Don’t grouse about it; cut a Christmas tree from Pinon Mesa. Daily Sentinel. Cut a Christmas tree, help save an endangered bird. And have a family Yule experience to go along. The Bureau of Land Management is now selling Christmas tree permits for areas on Piñon Mesa. The agency has long sold the permits, but there is more to the tale than the tree, BLM spokesman Chris Joyner said. The Piñon Mesa Christmas tree-cutting areas are in the same area in which the BLM and several state and federal agencies hope to restore the sagebrush areas required by the Gunnison sage grouse, which is listed as a threatened species. Piñon Mesa holds a small satellite population of Gunnison sage grouse, most of which are in the Gunnison Basin. Removing piñon and juniper (PJ) from the area for Christmas trees takes away vantage points for predators while helping to clear the area for the return of sage grouse.

GOP politicians won’t keep the sage grouse from listing. Wyoming Public Radio. Wyoming Republicans were dealt a setback in their efforts to keep sage grouse off the federal endangered species list. House Republicans were able to include a provision in this year’s National Defense Authorization Act that would prohibit the federal government from changing the conservation status of sage grouse for the next decade. But the provision was left out of the final bill when House leaders negotiated a final bill with their Senate counterparts. As for the policy itself,

[John] McCain says sage grouse aren’t an impediment to the nation’s military so western lawmakers should look for another bill to attach the provision to, and not the Defense bill, which is known as the NDAA.

Drought measure makes WRDA passage ‘more difficult’ – Inhofe. E&E News (sub req’d). A last-minute effort to add California drought relief to a federal water project bill yesterday threw uncertainty into the fight to help Flint, Mich., recover from lead water contamination. Sen. Barbara Boxer (D-Calif.), who had pushed WRDA as the ranking member on Inhofe’s committee, said the drought measure would threaten endangered species by allowing too much water to be diverted from the San Francisco Bay watershed to agricultural regions and other areas affected by drought. Feinstein, in a news release, said the measure falls “entirely within the bounds of the Endangered Species Act,” while Boxer stood at her news conference with representatives of the Natural Resources Defense Council and Defenders of Wildlife who said the opposite.

The fight against over-criminalization continues. Pacific Legal Foundation (Blog). Last week, PLF’s motion to intervene was granted in a case threatening to radically expand criminal liability under the Endangered Species Act. It is no overstatement to say that this lawsuit is one of the most stark examples of over-criminalization—it would literally demand people go to jail if they accidently strike an unknown, endangered insect while driving down the highway. Thanks to the court’s decision to grant our intervention motion, WildEarth Guardians v. Department of Justice may soon join that list. In that case, a radical environmental group is challenging the government’s interpretation of the Endangered Species Act. According to the statute, you can only be criminally punished if you “knowingly” take a protected species.

Fuel break system could impact sage grouse.
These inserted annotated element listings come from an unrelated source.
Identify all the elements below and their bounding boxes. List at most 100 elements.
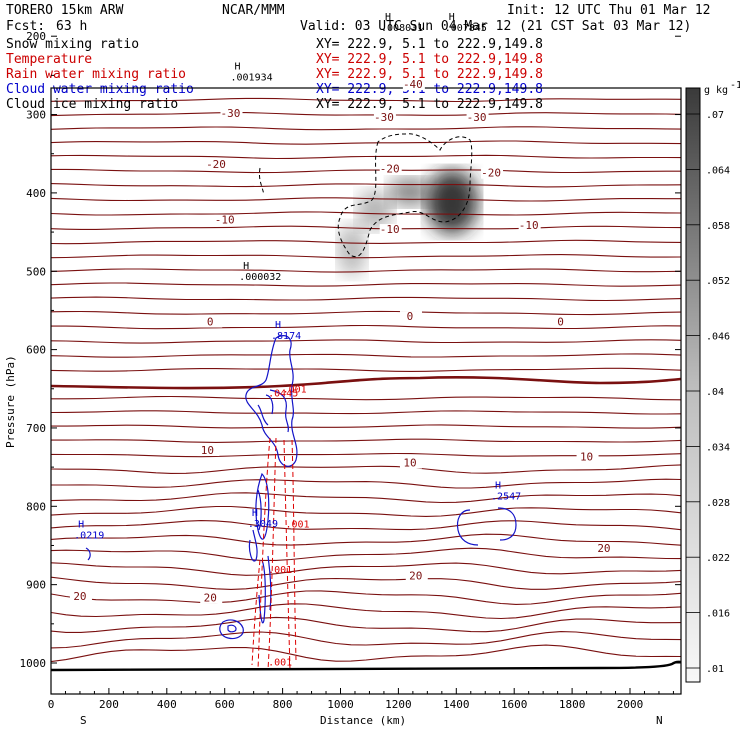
cloud-water-contours: [85, 335, 517, 640]
max-marker-h: H: [252, 508, 258, 519]
colorbar-tick-label: .04: [706, 387, 724, 398]
x-end-right: N: [656, 714, 663, 727]
field-xy-rain: XY= 222.9, 5.1 to 222.9,149.8: [316, 67, 543, 82]
field-name-cloud-water: Cloud water mixing ratio: [6, 82, 194, 97]
temperature-contour-label: 10: [403, 457, 416, 470]
temperature-contour-label: 0: [207, 316, 214, 329]
max-marker-value: .007845: [445, 23, 487, 34]
field-xy-cloud-ice: XY= 222.9, 5.1 to 222.9,149.8: [316, 97, 543, 112]
contour-label-bg: [197, 445, 220, 457]
y-tick-label: 600: [26, 344, 46, 357]
zero-isotherm: [51, 376, 681, 390]
valid-time: Valid: 03 UTC Sun 04 Mar 12 (21 CST Sat …: [300, 19, 691, 34]
x-tick-label: 1600: [501, 698, 528, 711]
x-tick-label: 200: [99, 698, 119, 711]
isotherm: [51, 576, 681, 590]
contour-label-bg: [379, 224, 402, 236]
isotherm: [51, 154, 681, 160]
isotherm: [51, 533, 681, 546]
contour-label-bg: [379, 163, 402, 175]
max-marker-value: .2547: [491, 491, 521, 502]
plot-area: [51, 88, 681, 694]
contour-label-bg: [399, 311, 422, 323]
temperature-contour-label: 10: [580, 450, 593, 463]
colorbar-tick-label: .058: [706, 221, 730, 232]
isotherm: [51, 126, 681, 131]
temperature-contour-label: -20: [380, 163, 400, 176]
x-tick-label: 1800: [559, 698, 586, 711]
isotherm: [51, 97, 681, 103]
max-marker-value: .001934: [230, 72, 272, 83]
y-tick-label: 1000: [20, 657, 47, 670]
y-tick-label: 500: [26, 265, 46, 278]
isotherm: [51, 282, 681, 287]
rain-contour-label: .0445: [268, 389, 298, 400]
field-xy-temperature: XY= 222.9, 5.1 to 222.9,149.8: [316, 52, 543, 67]
forecast-hour: 63 h: [56, 19, 87, 34]
contour-label-bg: [405, 570, 428, 582]
temperature-contour-label: -40: [403, 78, 423, 91]
isotherm: [51, 254, 681, 259]
isotherm: [51, 168, 681, 174]
max-marker-value: .3049: [248, 519, 278, 530]
max-marker-h: H: [495, 480, 501, 491]
contour-label-bg: [206, 159, 229, 171]
max-marker-value: .0219: [74, 531, 104, 542]
x-axis: 0 200 400 600 800 1000 1200 1400 1600 1800 2000: [48, 688, 674, 711]
colorbar-unit: g kg: [704, 85, 728, 96]
isotherm: [51, 438, 681, 443]
isotherm: [51, 339, 681, 344]
max-marker-h: H: [275, 320, 281, 331]
rain-contour-label: .001: [283, 385, 307, 396]
x-tick-label: 2000: [617, 698, 644, 711]
contour-label-bg: [481, 167, 504, 179]
max-marker-value: .008031: [381, 23, 423, 34]
contour-label-bg: [576, 451, 599, 463]
rain-contour-label: .001: [285, 519, 309, 530]
isotherm: [51, 410, 681, 415]
temperature-contour-label: -10: [380, 223, 400, 236]
field-name-temperature: Temperature: [6, 52, 92, 67]
colorbar-tick-label: .034: [706, 442, 730, 453]
contour-label-bg: [518, 220, 541, 232]
contour-label-bg: [550, 316, 573, 328]
y-tick-label: 300: [26, 109, 46, 122]
colorbar-tick-label: .028: [706, 498, 730, 509]
isotherm: [51, 616, 681, 633]
temperature-contour-label: 20: [73, 590, 86, 603]
y-axis-label: Pressure (hPa): [4, 355, 17, 448]
isotherm: [51, 520, 681, 531]
contour-label-bg: [373, 112, 396, 124]
isotherm: [51, 590, 681, 605]
ground-surface: [51, 660, 681, 672]
temperature-contour-label: 0: [557, 316, 564, 329]
plot-frame: [50, 87, 682, 695]
colorbar-tick-label: .016: [706, 609, 730, 620]
isotherm: [51, 310, 681, 316]
x-tick-label: 0: [48, 698, 55, 711]
forecast-label: Fcst:: [6, 19, 45, 34]
x-tick-label: 1400: [443, 698, 470, 711]
contour-label-bg: [402, 79, 425, 91]
rain-labels: .0445.001.001.001.001: [268, 385, 309, 669]
isotherm: [51, 603, 681, 620]
init-time: Init: 12 UTC Thu 01 Mar 12: [507, 3, 711, 18]
colorbar-tick-label: .064: [706, 165, 730, 176]
temperature-contours: [51, 97, 681, 663]
temperature-contour-label: -30: [374, 111, 394, 124]
contour-label-bg: [214, 214, 237, 226]
isotherm: [51, 112, 681, 117]
isotherm: [51, 225, 681, 230]
contour-label-bg: [399, 457, 422, 469]
max-markers: H.001934H.008031H.007845H.000032H.8174H.…: [74, 12, 521, 542]
y-tick-label: 800: [26, 500, 46, 513]
x-tick-label: 1000: [327, 698, 354, 711]
y-tick-label: 900: [26, 579, 46, 592]
isotherm: [51, 547, 681, 561]
max-marker-h: H: [243, 261, 249, 272]
field-xy-cloud-water: XY= 222.9, 5.1 to 222.9,149.8: [316, 82, 543, 97]
contour-label-bg: [593, 542, 616, 554]
isotherm: [51, 367, 681, 372]
max-marker-value: .000032: [239, 272, 281, 283]
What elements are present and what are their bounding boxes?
Associated Press. Federal officials are considering creating a fuel break system in southwest Idaho, southeast Oregon and northern Nevada to limit the size of destructive rangeland wildfires and protect habitat for sage grouse. The U.S. Bureau of Land Management announced yesterday the 5,600-square-mile Tri-State Fuel Break Project proposed to create gaps in combustible vegetation along existing roads on public lands in the three states. Officials say the area contains one of the largest intact strongholds for greater sage grouse in the northern Great Basin but faces wildfire threats from invasive annual grasses, notably fire-prone cheatgrass.